L’enquête a été ordonnée après la diffusion d’un documentaire révélant que des membres du Special Air Service, une unité d’élite de l’armée britannique, auraient tué 54 personnes dans des conditions jugées suspectes pendant la guerre contre les talibans. Les faits concernent des opérations menées entre 2010 et 2013, à une période où les forces britanniques opéraient au sein d’une coalition internationale.
Les investigations actuelles se concentrent sur plusieurs raids nocturnes au cours desquels des détenus auraient été abattus après leur capture, selon les témoignages transmis à la commission. L’ancien officier a décrit un contexte dans lequel des soldats exprimaient déjà des inquiétudes quant au comportement de certaines unités sur le terrain, sans que leurs signalements ne provoquent de réaction de la hiérarchie.

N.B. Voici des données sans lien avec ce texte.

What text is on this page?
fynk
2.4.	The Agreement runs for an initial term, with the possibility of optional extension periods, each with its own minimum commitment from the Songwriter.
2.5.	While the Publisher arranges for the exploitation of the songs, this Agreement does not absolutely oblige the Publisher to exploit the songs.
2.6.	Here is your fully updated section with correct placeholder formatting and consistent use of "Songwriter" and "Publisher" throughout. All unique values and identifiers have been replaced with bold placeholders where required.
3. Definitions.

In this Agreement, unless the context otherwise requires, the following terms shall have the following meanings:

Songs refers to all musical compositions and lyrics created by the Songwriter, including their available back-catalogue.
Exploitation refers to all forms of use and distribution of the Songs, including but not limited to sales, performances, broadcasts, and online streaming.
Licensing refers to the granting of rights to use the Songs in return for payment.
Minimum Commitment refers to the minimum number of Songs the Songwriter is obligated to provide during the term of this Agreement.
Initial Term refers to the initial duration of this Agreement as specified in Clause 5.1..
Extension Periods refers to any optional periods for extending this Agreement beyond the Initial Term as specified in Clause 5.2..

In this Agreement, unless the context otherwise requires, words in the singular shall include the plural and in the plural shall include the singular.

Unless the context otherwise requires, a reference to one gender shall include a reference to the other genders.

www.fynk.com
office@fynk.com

La police militaire britannique avait auparavant conduit plusieurs enquêtes sur des allégations de mauvais traitements et d’exécutions sommaires. Les autorités avaient alors affirmé ne pas avoir réuni suffisamment de preuves pour engager des poursuites, une position désormais contestée à la lumière des révélations récentes.
L’enquête publique devra déterminer si des ordres informels ont été donnés, si la chaîne de commandement a volontairement ignoré des signalements internes, et si les opérations menées dans ces villages afghans ont délibérément contourné les règles d’engagement imposées aux forces internationales.